Virtual patching (VP) has been one of the most popular trends in application protection in recent years. Implemented at the level of a web application firewall, VP allows protecting web applications against exploitation of previously defined vulnerabilities. (For our purposes, a web application firewall, or WAF, will refer to a dedicated solution operating on a separate node between an external gateway and web server.)
In short, VP works by taking the results of static application security testing (SAST) and using them to create rules for filtering HTTP requests on the WAF. The problem, though, is that SAST and WAFs rely on different application presentation models and different decision-making methods.
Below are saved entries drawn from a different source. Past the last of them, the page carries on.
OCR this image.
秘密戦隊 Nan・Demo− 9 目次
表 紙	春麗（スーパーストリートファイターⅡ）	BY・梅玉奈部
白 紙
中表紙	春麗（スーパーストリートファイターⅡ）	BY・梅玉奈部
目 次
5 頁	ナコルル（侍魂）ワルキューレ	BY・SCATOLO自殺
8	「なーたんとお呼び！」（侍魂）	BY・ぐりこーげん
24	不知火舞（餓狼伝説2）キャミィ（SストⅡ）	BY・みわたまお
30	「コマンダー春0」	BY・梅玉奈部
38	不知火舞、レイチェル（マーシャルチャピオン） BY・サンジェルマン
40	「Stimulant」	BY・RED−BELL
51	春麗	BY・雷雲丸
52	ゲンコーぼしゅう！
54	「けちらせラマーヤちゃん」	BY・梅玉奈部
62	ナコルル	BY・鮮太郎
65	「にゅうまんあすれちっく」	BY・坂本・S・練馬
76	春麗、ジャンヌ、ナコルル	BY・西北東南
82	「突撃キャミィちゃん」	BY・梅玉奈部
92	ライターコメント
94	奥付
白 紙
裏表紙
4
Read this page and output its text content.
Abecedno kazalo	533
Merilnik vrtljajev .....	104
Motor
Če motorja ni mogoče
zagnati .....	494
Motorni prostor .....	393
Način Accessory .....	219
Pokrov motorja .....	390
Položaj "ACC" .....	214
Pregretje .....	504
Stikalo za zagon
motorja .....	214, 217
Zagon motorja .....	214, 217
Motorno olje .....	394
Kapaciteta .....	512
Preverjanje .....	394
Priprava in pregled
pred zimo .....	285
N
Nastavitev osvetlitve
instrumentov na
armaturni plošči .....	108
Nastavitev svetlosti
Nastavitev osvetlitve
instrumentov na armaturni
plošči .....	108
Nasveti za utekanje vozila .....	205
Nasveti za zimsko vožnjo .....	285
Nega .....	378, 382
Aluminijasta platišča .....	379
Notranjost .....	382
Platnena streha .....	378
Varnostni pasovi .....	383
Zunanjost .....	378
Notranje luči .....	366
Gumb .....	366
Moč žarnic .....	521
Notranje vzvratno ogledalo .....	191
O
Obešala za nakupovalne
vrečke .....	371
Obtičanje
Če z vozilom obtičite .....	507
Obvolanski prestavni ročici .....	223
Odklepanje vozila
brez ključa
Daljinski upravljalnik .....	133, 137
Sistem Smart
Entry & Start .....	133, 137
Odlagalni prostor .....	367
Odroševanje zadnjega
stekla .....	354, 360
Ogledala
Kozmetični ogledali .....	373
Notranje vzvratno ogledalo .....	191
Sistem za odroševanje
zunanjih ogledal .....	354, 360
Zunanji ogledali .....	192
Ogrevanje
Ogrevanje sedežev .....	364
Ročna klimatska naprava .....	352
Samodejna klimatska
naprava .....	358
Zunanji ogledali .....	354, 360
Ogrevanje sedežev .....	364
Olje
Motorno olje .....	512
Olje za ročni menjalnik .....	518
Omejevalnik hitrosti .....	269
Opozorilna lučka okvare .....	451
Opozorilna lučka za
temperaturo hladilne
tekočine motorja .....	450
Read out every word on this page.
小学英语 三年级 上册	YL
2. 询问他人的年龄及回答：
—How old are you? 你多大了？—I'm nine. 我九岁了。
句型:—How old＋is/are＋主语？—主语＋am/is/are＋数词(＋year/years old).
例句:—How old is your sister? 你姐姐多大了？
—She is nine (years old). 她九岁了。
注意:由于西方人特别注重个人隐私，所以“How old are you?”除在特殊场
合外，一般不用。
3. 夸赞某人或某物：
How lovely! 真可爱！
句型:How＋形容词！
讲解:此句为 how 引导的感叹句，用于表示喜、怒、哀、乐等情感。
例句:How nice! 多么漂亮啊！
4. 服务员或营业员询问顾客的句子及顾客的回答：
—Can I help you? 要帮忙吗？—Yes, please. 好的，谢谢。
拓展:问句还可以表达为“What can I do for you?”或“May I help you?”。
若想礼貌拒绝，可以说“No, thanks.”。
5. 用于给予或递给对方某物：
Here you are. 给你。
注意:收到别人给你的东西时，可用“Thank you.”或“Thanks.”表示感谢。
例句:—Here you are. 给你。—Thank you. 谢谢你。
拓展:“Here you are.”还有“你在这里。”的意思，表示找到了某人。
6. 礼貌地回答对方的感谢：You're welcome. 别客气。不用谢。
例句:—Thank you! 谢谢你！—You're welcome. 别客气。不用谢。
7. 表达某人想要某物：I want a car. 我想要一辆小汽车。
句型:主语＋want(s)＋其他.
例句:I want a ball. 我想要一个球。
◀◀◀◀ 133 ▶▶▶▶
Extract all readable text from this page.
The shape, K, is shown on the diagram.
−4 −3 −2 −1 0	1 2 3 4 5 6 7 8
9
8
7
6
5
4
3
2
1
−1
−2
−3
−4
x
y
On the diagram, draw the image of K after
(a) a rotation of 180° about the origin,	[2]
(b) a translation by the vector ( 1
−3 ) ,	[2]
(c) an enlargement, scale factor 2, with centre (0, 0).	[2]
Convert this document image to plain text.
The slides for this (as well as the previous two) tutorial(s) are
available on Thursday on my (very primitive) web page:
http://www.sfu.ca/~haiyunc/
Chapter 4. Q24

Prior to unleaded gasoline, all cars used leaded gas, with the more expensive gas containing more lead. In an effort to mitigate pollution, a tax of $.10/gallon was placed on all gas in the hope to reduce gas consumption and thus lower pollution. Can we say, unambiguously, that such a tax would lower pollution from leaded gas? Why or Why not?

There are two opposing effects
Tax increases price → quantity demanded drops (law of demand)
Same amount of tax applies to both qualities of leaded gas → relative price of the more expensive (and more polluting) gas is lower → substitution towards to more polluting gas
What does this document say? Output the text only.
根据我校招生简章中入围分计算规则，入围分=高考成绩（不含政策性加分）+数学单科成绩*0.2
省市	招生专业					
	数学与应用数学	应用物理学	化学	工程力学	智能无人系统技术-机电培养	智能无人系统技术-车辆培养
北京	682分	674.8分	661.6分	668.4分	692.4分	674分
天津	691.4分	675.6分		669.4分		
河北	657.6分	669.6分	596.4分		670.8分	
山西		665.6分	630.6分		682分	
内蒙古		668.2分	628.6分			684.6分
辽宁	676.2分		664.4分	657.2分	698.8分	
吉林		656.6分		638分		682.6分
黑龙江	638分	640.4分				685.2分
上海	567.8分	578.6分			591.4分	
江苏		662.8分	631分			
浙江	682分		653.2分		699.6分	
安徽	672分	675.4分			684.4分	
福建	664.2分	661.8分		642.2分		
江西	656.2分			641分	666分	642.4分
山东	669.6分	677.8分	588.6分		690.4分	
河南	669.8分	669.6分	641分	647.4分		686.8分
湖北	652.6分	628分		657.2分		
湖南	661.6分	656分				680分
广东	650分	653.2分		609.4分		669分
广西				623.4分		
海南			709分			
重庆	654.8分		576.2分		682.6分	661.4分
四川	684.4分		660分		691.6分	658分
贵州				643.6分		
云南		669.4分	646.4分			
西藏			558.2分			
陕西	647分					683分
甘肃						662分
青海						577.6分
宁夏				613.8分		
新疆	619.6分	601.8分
As a result, none of the currently available solutions do an adequate job of integrating SAST with WAFs. SAST is based on the white-box model, which applies formal approaches to detect vulnerabilities in code. Meanwhile, a WAF perceives an application as a black box, so it uses heuristics for attack detection. This state of affairs makes VP sub-optimal for preventing attacks when the exploitation conditions for a vulnerability go beyond the trivial http_parameter=plain_text_attack_vector.
But what if we could make SAST and a WAF "play nice" with each other? Perhaps we could obtain information about an application's internal structure via SAST but then make this information available to the WAF. That way we could detect attacks on vulnerabilities in a provable way, instead of by mere guessing.